Soon after its publication in 2005, I began to hear from patients who wondered why they’d never heard of RIT or why their doctors discouraged it. In 2007, a front page article in The New York Times explained “that cancer doctors, or oncologists, have financial incentives to use drugs other than Bexxar or Zevalin (the two RIT drugs), which they are not paid to administer.”
The words sound inflammatory, but oncologists work within a system with codes for reimbursement for each drug, service and procedure. Rather than creating new codes for RIT – which was a brand new class of medicine unlike anything else when it was approved – existing codes were used. In other words, the bean counters who determine reimbursement rates tried to put a square peg in a round hole which resulted in RIT having less earning power than other treatments. Oncologists neither created the system nor can they change it.
I’ve been to Washington and written countless letters to Congress, and the reimbursement rates are better, but RIT – this treatment that takes only two weeks – will never be able to compete financially with the smorgasbord of treatment options. Yet in the twenty years that have passed since the first clinical trials, numerous scientific studies have shown RIT to produce the highest percentage of complete response rates and the longest periods of remission for indolent, B-cell lymphomas. But annually, eight years after approval, less than 10% of patients eligible for RIT have actually gotten it. It is still largely ignored, misunderstood and underutilized for all the wrong reasons.

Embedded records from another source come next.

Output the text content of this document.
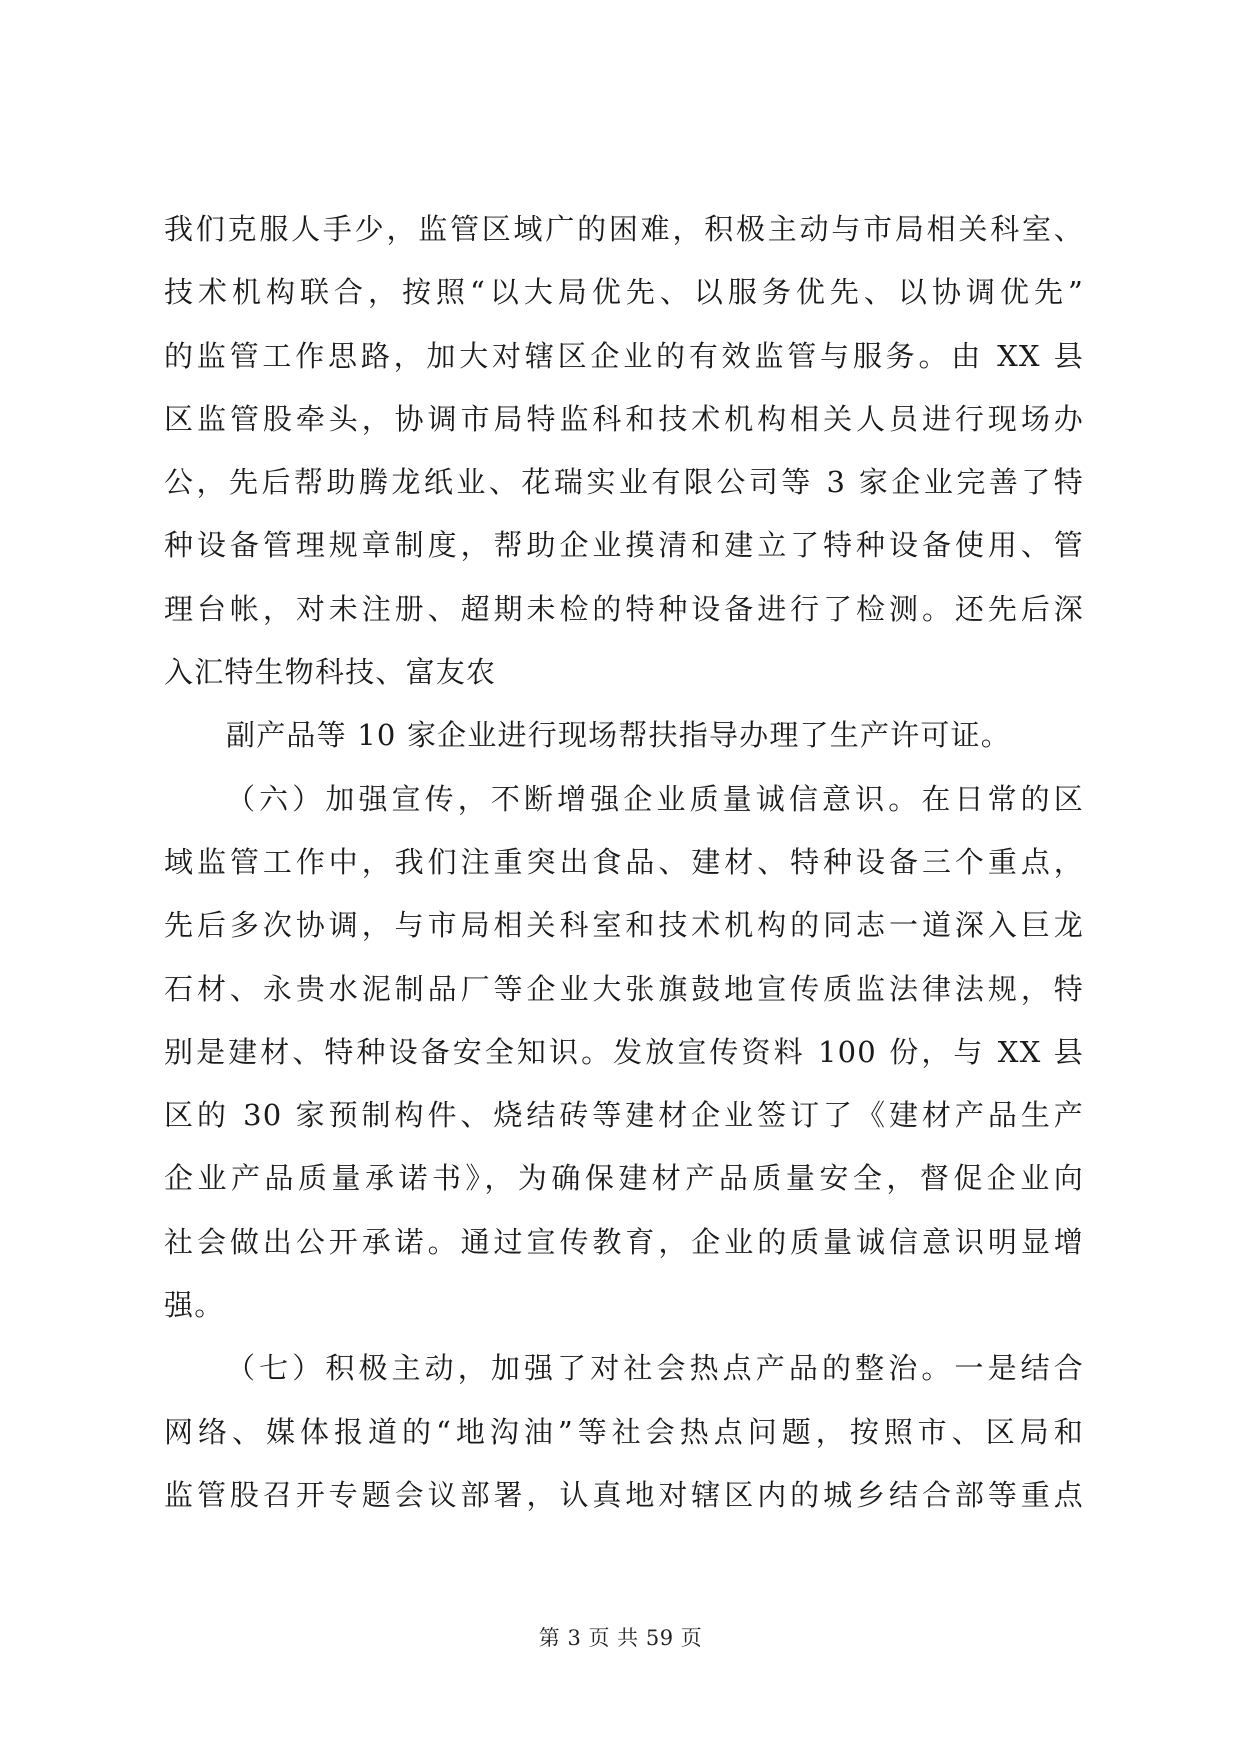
我们克服人手少，监管区域广的困难，积极主动与市局相关科室、
技术机构联合，按照“以大局优先、以服务优先、以协调优先”
的监管工作思路，加大对辖区企业的有效监管与服务。由 XX 县
区监管股牵头，协调市局特监科和技术机构相关人员进行现场办
公，先后帮助腾龙纸业、花瑞实业有限公司等 3 家企业完善了特
种设备管理规章制度，帮助企业摸清和建立了特种设备使用、管
理台帐，对未注册、超期未检的特种设备进行了检测。还先后深
入汇特生物科技、富友农
副产品等 10 家企业进行现场帮扶指导办理了生产许可证。
（六）加强宣传，不断增强企业质量诚信意识。在日常的区
域监管工作中，我们注重突出食品、建材、特种设备三个重点，
先后多次协调，与市局相关科室和技术机构的同志一道深入巨龙
石材、永贵水泥制品厂等企业大张旗鼓地宣传质监法律法规，特
别是建材、特种设备安全知识。发放宣传资料 100 份，与 XX 县
区的 30 家预制构件、烧结砖等建材企业签订了《建材产品生产
企业产品质量承诺书》，为确保建材产品质量安全，督促企业向
社会做出公开承诺。通过宣传教育，企业的质量诚信意识明显增
强。
（七）积极主动，加强了对社会热点产品的整治。一是结合
网络、媒体报道的“地沟油”等社会热点问题，按照市、区局和
监管股召开专题会议部署，认真地对辖区内的城乡结合部等重点
第 3 页 共 59 页
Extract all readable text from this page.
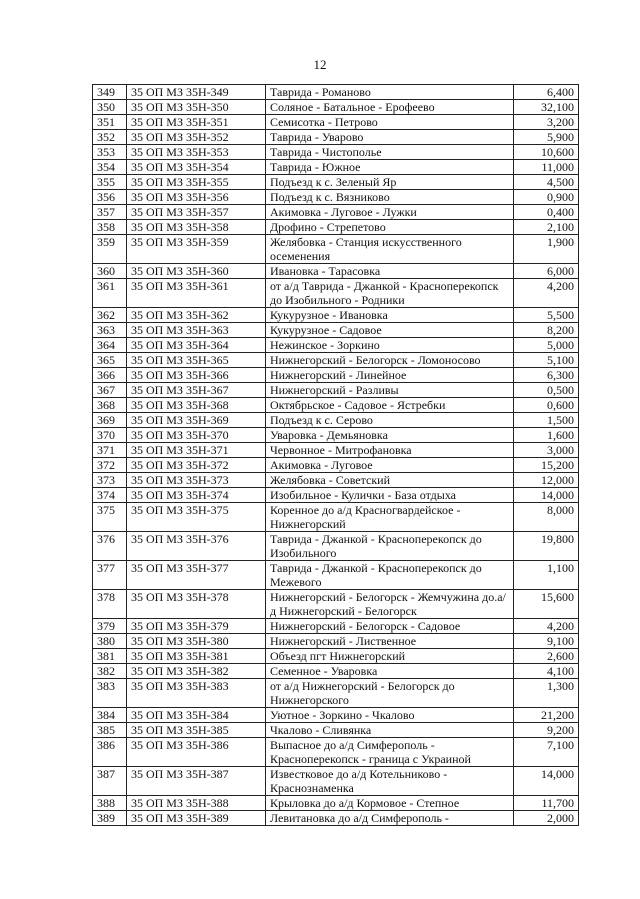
12
349	35 ОП МЗ 35Н-349	Таврида - Романово	6,400
350	35 ОП МЗ 35Н-350	Соляное - Батальное - Ерофеево	32,100
351	35 ОП МЗ 35Н-351	Семисотка - Петрово	3,200
352	35 ОП МЗ 35Н-352	Таврида - Уварово	5,900
353	35 ОП МЗ 35Н-353	Таврида - Чистополье	10,600
354	35 ОП МЗ 35Н-354	Таврида - Южное	11,000
355	35 ОП МЗ 35Н-355	Подъезд к с. Зеленый Яр	4,500
356	35 ОП МЗ 35Н-356	Подъезд к с. Вязниково	0,900
357	35 ОП МЗ 35Н-357	Акимовка - Луговое - Лужки	0,400
358	35 ОП МЗ 35Н-358	Дрофино - Стрепетово	2,100
359	35 ОП МЗ 35Н-359	Желябовка - Станция искусственного осеменения	1,900
360	35 ОП МЗ 35Н-360	Ивановка - Тарасовка	6,000
361	35 ОП МЗ 35Н-361	от а/д Таврида - Джанкой - Красноперекопск до Изобильного - Родники	4,200
362	35 ОП МЗ 35Н-362	Кукурузное - Ивановка	5,500
363	35 ОП МЗ 35Н-363	Кукурузное - Садовое	8,200
364	35 ОП МЗ 35Н-364	Нежинское - Зоркино	5,000
365	35 ОП МЗ 35Н-365	Нижнегорский - Белогорск - Ломоносово	5,100
366	35 ОП МЗ 35Н-366	Нижнегорский - Линейное	6,300
367	35 ОП МЗ 35Н-367	Нижнегорский - Разливы	0,500
368	35 ОП МЗ 35Н-368	Октябрьское - Садовое - Ястребки	0,600
369	35 ОП МЗ 35Н-369	Подъезд к с. Серово	1,500
370	35 ОП МЗ 35Н-370	Уваровка - Демьяновка	1,600
371	35 ОП МЗ 35Н-371	Червонное - Митрофановка	3,000
372	35 ОП МЗ 35Н-372	Акимовка - Луговое	15,200
373	35 ОП МЗ 35Н-373	Желябовка - Советский	12,000
374	35 ОП МЗ 35Н-374	Изобильное - Кулички - База отдыха	14,000
375	35 ОП МЗ 35Н-375	Коренное до а/д Красногвардейское - Нижнегорский	8,000
376	35 ОП МЗ 35Н-376	Таврида - Джанкой - Красноперекопск до Изобильного	19,800
377	35 ОП МЗ 35Н-377	Таврида - Джанкой - Красноперекопск до Межевого	1,100
378	35 ОП МЗ 35Н-378	Нижнегорский - Белогорск - Жемчужина до.а/д Нижнегорский - Белогорск	15,600
379	35 ОП МЗ 35Н-379	Нижнегорский - Белогорск - Садовое	4,200
380	35 ОП МЗ 35Н-380	Нижнегорский - Лиственное	9,100
381	35 ОП МЗ 35Н-381	Объезд пгт Нижнегорский	2,600
382	35 ОП МЗ 35Н-382	Семенное - Уваровка	4,100
383	35 ОП МЗ 35Н-383	от а/д Нижнегорский - Белогорск до Нижнегорского	1,300
384	35 ОП МЗ 35Н-384	Уютное - Зоркино - Чкалово	21,200
385	35 ОП МЗ 35Н-385	Чкалово - Сливянка	9,200
386	35 ОП МЗ 35Н-386	Выпасное до а/д Симферополь - Красноперекопск - граница с Украиной	7,100
387	35 ОП МЗ 35Н-387	Известковое до а/д Котельниково - Краснознаменка	14,000
388	35 ОП МЗ 35Н-388	Крыловка до а/д Кормовое - Степное	11,700
389	35 ОП МЗ 35Н-389	Левитановка до а/д Симферополь -	2,000
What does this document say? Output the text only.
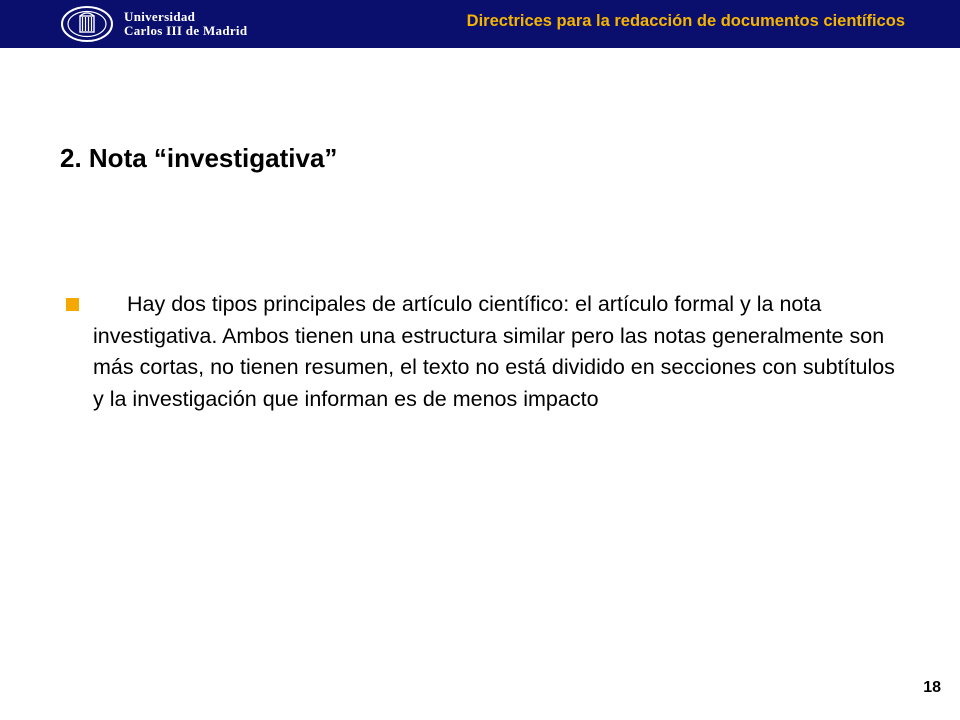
Universidad
Carlos III de Madrid
Directrices para la redacción de documentos científicos
2. Nota “investigativa”

Hay dos tipos principales de artículo científico: el artículo formal y la nota investigativa. Ambos tienen una estructura similar pero las notas generalmente son más cortas, no tienen resumen, el texto no está dividido en secciones con subtítulos y la investigación que informan es de menos impacto

18
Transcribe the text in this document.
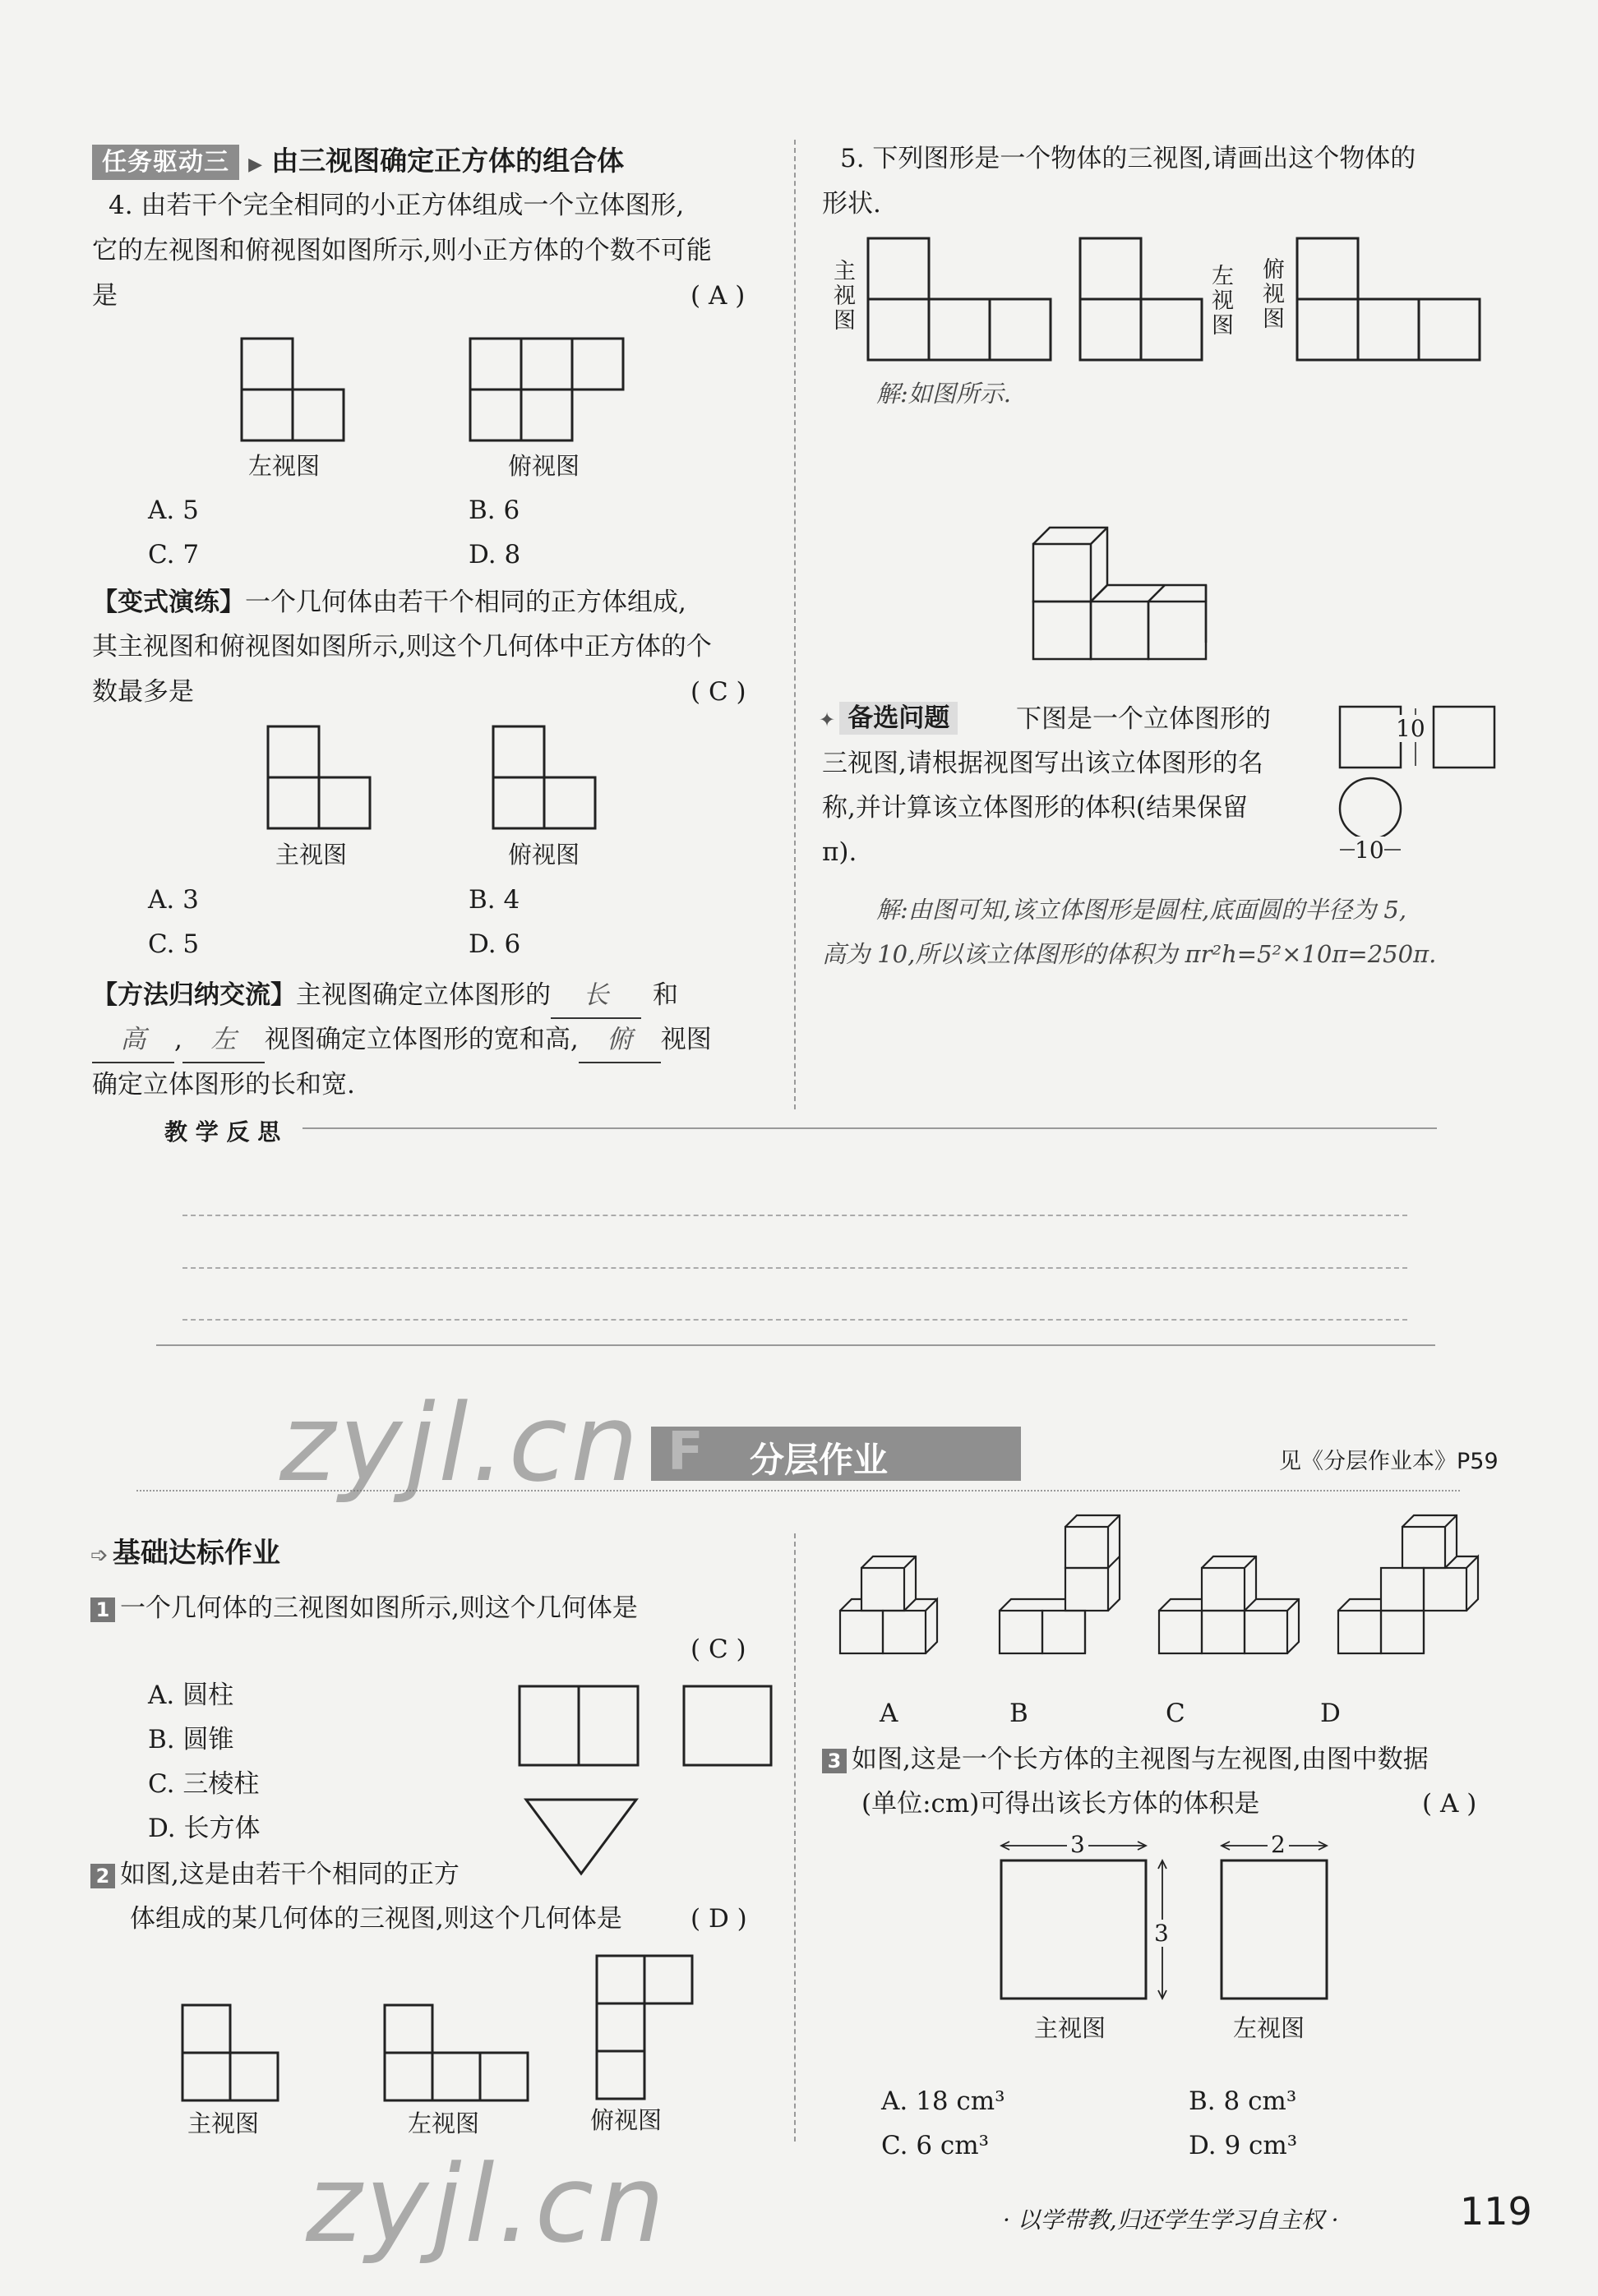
任务驱动三 ▶ 由三视图确定正方体的组合体
4. 由若干个完全相同的小正方体组成一个立体图形,
它的左视图和俯视图如图所示,则小正方体的个数不可能
是	( A )
左视图	俯视图
A. 5	B. 6
C. 7	D. 8
【变式演练】一个几何体由若干个相同的正方体组成,
其主视图和俯视图如图所示,则这个几何体中正方体的个
数最多是	( C )
主视图	俯视图
A. 3	B. 4
C. 5	D. 6
【方法归纳交流】主视图确定立体图形的 长 和
高 , 左 视图确定立体图形的宽和高, 俯 视图
确定立体图形的长和宽.
5. 下列图形是一个物体的三视图,请画出这个物体的
形状.
主视图
左视图
俯视图
解:如图所示.
✦ 备选问题	下图是一个立体图形的
三视图,请根据视图写出该立体图形的名
称,并计算该立体图形的体积(结果保留
π).
10
10
解:由图可知,该立体图形是圆柱,底面圆的半径为 5,
高为 10,所以该立体图形的体积为 πr²h=5²×10π=250π.
教 学 反 思
F 分层作业	见《分层作业本》P59
➩ 基础达标作业
1 一个几何体的三视图如图所示,则这个几何体是
( C )
A. 圆柱
B. 圆锥
C. 三棱柱
D. 长方体
2 如图,这是由若干个相同的正方
体组成的某几何体的三视图,则这个几何体是	( D )
主视图	左视图	俯视图
A	B	C	D
3 如图,这是一个长方体的主视图与左视图,由图中数据
(单位:cm)可得出该长方体的体积是	( A )
3
3
2
主视图	左视图
A. 18 cm³	B. 8 cm³
C. 6 cm³	D. 9 cm³
· 以学带教,归还学生学习自主权 ·	119
zyjl.cn
zyjl.cn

RIT exemplifies that many factors – besides the efficacy of any given treatment – can and sometimes do influence cancer care, and it serves as a perfect example of why I encourage patients to become active participants in their care and learn all their treatment options. In fact, if there is one thing I’ve learned from all the survivors I’ve talked with over the years – survivors of many types of cancer – it’s that many of them are healthy because they became their own best advocates and learned everything they could about all treatment options. Many were told they’d be “lucky” to be alive in a few years. Others simply refused to accept the next recommended treatment and searched for different options. They talked with other survivors and got second or third or fourth opinions. Every one who has done it knows that having cancer AND becoming your own best advocate can seem daunting, but it can also be life-saving.
Today, no one needs to feel alone. The voices of survivors have swelled to a mighty chorus, made up of unique individuals with unique circumstances and unique illnesses, bound together by the common experience of cancer. May our stories provide nuggets of information to help you on your own journey, and at nearly twelve million strong, may our recoveries light your way with hope.